← Back to context

Comment by maeln

21 hours ago

More than CPU speed, I think the increase in storage and RAM is to blame for the slow decay in latency. When you have only a few Kb/Mb of RAM and storage, you can't really afford to add much more to the software than what is the core feature. Your binary need to be small, which lead to faster loading in RAM, and do less, which means less things to run before the actual program.

When size is not an issue, it's harder to say no when the business demand for a telemetry system, an auto-update system, a crash handler with automatic report, and a bunch of features, a lot of which needs to be initialized at the start of the program, introducing significant latency at startup.

It's also complexity - added more than necessary, and @ a faster pace than hardware can keep up with.

Take font rendering: in early machines, fonts were small bitmaps (often 8x8 pixels, 1 bit/pixel), hardcoded in ROM. As screen resolutions grew (and varied between devices), OSes stored fonts in different sizes. Later: scalable fonts, chosen from a selection of styles / font families, rendered to sub-pixel accuracy, sub-pixel configuration adjustable to match hw construction of the display panel.

Yeah this is very flexible & can produce good looking fonts (if set up correctly). Which scale nicely when zooming in or out.

But it also makes rendering each single character a lot more complex. And thus eats a lot more cpu, RAM & storage than 8x8 fixed size, 1bpp font.

Or the must-insert-network-request-everywhere bs. No, I don't need search engine to start searching & provide suggestions after I've typed 1 character & didn't hit "search" yet.

There are many examples like the above, I won't elaborate.

Some of that complexity is necessary. Some of it isn't, but lightweight & very useful. But much of it is just a pile of unneeded crap of dubious usefulness (if any).

Imho, software development really should return to 1st principles. Start with a minimum viable product, that only has the absolute necessary functionality relevant to end-users. Don't even bother to include anything other than the absolute minimum. Optimise the heck out of that, and presto: v1.0 is done. Go from there.

  • > But it also makes rendering each single character a lot more complex.

    Not millions of times more complex.

    Except for some outliers that mess up everything (like anything from Microsoft), almost all of the increased latency between keypress and character rendering we see on modern computers comes from optimizing for modularity and generalization instead of specialized code for handling the keyboard.

    Not even our hardware reacts fast enough to give you the latency computers had in the 90s.

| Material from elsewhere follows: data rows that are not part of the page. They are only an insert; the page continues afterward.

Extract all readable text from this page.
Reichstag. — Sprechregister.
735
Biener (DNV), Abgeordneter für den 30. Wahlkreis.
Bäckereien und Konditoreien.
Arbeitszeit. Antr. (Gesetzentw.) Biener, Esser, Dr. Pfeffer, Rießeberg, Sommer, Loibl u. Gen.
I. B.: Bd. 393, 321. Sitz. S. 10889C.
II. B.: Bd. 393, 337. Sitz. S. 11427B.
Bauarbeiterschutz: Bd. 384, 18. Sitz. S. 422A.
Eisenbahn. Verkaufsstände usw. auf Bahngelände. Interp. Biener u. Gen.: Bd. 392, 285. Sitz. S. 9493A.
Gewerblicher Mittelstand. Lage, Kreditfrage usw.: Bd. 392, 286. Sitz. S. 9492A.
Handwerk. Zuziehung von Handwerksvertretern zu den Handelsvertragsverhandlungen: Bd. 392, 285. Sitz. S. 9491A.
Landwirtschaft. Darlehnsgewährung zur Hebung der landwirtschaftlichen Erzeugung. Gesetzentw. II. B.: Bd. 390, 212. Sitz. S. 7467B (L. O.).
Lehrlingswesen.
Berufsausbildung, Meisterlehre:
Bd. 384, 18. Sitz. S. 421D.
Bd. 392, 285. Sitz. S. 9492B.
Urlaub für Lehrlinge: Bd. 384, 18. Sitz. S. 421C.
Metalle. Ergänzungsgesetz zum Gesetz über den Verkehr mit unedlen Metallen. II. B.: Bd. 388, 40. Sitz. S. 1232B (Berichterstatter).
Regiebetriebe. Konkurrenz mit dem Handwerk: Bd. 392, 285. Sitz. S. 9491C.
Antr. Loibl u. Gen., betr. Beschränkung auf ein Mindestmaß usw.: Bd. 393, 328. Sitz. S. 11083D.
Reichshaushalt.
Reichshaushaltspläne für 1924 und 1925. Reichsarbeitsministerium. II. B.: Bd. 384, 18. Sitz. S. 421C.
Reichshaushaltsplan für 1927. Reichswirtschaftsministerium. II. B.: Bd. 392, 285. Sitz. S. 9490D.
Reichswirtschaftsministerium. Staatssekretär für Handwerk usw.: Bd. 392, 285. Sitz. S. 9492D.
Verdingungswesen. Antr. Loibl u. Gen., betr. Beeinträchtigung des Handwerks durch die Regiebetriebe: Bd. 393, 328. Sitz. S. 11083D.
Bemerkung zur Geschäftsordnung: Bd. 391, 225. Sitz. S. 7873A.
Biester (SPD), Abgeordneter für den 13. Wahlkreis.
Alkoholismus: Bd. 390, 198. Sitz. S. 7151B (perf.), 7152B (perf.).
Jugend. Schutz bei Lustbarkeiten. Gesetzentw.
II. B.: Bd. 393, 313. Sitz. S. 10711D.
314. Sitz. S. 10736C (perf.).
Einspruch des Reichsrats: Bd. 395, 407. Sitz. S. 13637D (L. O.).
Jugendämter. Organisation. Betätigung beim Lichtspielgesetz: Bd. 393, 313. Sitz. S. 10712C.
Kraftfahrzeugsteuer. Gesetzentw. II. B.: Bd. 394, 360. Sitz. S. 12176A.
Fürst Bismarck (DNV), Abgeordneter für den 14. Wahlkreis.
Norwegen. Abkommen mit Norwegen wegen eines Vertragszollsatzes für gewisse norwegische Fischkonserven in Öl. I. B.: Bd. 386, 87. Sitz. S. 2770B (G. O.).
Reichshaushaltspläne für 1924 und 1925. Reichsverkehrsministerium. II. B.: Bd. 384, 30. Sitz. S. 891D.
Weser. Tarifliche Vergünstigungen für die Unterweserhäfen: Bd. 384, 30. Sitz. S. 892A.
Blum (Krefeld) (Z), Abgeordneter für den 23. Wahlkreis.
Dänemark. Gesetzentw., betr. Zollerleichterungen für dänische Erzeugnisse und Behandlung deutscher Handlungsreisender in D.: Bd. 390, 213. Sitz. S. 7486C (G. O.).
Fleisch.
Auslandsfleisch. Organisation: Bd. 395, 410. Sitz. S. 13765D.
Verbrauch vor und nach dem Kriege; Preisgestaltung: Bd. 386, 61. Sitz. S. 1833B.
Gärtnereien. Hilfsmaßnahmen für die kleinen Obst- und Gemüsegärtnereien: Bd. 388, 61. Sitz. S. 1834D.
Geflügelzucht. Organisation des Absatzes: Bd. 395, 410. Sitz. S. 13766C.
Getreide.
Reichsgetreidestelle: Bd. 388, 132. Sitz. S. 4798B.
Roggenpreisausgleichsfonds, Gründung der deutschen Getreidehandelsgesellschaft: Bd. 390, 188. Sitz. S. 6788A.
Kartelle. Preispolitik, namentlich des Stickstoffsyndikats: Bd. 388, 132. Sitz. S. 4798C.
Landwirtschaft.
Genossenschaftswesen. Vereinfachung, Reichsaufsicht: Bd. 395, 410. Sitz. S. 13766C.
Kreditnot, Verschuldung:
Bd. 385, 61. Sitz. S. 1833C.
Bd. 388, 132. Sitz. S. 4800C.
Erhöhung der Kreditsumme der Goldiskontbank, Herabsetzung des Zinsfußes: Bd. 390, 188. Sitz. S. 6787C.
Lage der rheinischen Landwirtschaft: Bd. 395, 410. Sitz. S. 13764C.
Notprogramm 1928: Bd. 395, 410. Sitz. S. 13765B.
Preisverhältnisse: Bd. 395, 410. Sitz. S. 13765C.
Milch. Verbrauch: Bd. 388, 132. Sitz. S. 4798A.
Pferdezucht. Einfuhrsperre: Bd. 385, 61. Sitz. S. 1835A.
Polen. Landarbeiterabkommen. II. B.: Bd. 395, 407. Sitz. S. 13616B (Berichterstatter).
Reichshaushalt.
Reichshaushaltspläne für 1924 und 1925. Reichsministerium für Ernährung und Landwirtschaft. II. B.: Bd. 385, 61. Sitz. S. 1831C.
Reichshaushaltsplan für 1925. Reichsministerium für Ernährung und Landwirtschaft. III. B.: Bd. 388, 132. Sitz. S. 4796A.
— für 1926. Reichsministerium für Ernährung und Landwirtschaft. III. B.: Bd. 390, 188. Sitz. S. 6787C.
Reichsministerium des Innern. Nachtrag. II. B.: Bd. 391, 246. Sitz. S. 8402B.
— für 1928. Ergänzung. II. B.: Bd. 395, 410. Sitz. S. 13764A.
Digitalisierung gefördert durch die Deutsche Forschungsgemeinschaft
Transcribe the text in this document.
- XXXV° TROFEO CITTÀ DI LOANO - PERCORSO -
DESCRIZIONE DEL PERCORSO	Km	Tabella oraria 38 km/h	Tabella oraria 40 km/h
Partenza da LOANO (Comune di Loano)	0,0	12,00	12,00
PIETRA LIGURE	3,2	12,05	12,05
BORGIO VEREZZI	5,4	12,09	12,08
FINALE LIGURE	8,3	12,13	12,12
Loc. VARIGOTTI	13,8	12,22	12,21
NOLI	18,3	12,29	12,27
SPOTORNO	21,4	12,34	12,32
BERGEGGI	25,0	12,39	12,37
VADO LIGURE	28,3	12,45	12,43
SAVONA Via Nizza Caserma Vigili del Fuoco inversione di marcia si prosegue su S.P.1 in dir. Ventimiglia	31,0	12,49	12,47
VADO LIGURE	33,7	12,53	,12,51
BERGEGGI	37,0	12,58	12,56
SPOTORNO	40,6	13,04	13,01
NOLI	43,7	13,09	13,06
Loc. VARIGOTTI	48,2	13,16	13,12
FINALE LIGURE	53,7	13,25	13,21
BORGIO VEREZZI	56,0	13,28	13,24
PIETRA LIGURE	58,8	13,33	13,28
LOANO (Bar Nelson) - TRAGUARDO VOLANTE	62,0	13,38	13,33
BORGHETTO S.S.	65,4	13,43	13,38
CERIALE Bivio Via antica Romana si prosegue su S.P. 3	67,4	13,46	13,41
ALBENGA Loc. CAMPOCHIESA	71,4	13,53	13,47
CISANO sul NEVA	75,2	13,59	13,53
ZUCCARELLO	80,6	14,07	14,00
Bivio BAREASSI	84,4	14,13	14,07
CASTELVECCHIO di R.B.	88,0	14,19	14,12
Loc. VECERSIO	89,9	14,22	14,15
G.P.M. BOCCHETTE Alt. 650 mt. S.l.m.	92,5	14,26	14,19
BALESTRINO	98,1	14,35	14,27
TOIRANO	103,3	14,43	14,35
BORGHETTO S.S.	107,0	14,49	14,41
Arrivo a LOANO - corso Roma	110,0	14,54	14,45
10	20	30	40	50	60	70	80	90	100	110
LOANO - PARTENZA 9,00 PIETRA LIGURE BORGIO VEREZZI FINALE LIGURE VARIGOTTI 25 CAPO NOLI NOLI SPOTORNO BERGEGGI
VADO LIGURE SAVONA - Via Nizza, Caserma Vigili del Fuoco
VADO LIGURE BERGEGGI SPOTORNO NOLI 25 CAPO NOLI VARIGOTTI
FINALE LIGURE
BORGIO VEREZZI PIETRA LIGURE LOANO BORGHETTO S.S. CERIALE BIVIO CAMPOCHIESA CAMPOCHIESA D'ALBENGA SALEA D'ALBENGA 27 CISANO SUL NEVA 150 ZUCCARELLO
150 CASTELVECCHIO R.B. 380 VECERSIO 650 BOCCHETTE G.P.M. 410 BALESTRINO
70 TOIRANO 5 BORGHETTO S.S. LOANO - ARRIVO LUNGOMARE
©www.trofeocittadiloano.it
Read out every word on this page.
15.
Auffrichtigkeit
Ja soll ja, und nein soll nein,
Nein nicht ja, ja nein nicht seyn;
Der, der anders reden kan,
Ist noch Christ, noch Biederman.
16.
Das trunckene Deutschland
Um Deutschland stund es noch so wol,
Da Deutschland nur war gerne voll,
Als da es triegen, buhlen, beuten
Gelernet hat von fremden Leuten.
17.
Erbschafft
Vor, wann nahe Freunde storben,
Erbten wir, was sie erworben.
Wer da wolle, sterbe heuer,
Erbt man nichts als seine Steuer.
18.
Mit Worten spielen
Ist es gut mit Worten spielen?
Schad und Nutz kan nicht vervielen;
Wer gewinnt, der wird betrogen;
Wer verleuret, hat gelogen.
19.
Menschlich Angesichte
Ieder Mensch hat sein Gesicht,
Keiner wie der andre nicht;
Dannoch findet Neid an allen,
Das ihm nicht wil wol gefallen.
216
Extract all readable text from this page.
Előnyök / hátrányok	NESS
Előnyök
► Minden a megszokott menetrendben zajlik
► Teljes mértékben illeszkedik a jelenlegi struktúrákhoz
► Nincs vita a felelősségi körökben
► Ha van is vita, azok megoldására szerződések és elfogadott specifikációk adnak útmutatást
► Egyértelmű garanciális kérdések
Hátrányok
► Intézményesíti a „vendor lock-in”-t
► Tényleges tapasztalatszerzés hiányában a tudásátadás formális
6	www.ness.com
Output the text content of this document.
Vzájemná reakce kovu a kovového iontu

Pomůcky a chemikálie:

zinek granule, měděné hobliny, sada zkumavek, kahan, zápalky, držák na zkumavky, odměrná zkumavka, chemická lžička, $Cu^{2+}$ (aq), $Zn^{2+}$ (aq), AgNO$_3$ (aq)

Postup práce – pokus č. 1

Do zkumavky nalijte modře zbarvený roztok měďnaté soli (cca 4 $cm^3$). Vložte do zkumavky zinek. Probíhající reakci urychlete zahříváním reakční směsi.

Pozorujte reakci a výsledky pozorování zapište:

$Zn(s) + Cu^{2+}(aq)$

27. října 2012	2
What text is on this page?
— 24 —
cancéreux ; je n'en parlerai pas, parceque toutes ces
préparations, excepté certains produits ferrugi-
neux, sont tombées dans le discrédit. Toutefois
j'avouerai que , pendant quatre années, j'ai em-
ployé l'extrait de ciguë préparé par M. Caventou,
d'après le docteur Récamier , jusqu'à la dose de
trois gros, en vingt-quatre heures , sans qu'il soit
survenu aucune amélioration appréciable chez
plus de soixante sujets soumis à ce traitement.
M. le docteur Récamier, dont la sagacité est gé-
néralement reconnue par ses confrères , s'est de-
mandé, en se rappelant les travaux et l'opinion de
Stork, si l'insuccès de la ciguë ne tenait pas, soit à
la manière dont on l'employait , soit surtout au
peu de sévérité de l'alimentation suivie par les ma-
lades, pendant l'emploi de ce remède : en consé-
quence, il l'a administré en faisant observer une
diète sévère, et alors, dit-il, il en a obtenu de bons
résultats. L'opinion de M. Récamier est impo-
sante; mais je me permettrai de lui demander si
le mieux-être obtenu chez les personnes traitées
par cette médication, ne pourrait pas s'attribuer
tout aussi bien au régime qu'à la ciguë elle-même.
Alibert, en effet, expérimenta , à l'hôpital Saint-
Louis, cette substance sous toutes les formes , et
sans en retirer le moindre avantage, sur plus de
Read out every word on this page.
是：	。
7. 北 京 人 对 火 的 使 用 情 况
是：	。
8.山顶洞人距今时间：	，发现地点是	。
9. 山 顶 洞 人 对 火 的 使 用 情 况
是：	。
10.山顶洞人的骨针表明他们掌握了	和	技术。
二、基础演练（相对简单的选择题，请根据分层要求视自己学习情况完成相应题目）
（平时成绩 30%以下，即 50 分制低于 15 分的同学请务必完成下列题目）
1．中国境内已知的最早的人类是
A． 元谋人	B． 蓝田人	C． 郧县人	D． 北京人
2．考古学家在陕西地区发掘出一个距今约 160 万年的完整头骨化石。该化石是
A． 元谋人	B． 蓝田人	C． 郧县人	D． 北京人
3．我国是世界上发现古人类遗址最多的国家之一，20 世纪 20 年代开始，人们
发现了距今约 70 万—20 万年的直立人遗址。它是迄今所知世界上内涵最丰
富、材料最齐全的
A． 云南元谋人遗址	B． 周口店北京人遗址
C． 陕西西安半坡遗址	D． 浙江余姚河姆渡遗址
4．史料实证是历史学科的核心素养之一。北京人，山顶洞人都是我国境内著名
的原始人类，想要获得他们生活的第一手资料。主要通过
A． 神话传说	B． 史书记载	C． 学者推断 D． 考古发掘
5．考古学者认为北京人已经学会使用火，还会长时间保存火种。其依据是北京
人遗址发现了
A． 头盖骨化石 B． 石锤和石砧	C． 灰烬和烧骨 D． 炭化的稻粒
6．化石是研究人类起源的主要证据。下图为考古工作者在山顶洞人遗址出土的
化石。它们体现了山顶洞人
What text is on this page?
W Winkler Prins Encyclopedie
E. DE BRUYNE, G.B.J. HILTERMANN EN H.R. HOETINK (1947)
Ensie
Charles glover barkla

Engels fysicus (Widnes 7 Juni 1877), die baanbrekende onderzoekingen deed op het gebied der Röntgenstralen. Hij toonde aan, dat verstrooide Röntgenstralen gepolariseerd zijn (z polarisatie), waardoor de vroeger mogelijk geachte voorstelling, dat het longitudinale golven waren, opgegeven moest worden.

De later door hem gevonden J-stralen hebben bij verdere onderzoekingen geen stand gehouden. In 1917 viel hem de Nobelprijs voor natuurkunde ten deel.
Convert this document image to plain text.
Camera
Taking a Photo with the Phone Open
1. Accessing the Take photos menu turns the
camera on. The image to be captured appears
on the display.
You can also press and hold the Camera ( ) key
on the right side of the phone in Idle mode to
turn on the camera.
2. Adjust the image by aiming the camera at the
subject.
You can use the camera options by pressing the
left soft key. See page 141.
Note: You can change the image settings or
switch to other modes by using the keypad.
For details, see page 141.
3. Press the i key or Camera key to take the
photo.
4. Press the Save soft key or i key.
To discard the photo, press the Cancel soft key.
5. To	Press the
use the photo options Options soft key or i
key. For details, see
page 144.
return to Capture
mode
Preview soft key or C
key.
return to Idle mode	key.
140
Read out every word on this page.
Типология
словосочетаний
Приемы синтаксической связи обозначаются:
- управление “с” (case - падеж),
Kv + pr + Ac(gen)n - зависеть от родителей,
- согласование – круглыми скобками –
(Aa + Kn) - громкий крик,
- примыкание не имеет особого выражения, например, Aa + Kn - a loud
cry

    • Im not really sure what are you talking about ;) HW become much much much faster. Mostly in speed of computing, but latency also dropped nicely. The letency bloat you see its 99% of software (OS). I still run Win2003 on modern desktop, and it flies! Really, booting/shutdown is quick. Im on spinning rust, so first start of webbrowser is slowish a bit, but once cached, its like 200ms-500ms depending on version (more modern = slower).

      2 replies →

  • I'm not sure your font rendering is very good example here. Windows has used vector fonts since 90s and ClearType since Windows XP. That is nearly 25 years ago. And it wasn't really much of a performance issue even back then.

    • Correct. Modern font rendering likely falls into that "more complex, but lightweight / useful" category.

      My point was it's much more complex even though it does essentially the same thing (output character to screen).

      >> There are many examples like the above

      Death by a 1000 cuts! Probably much worse offenders out there that deserve being attacked.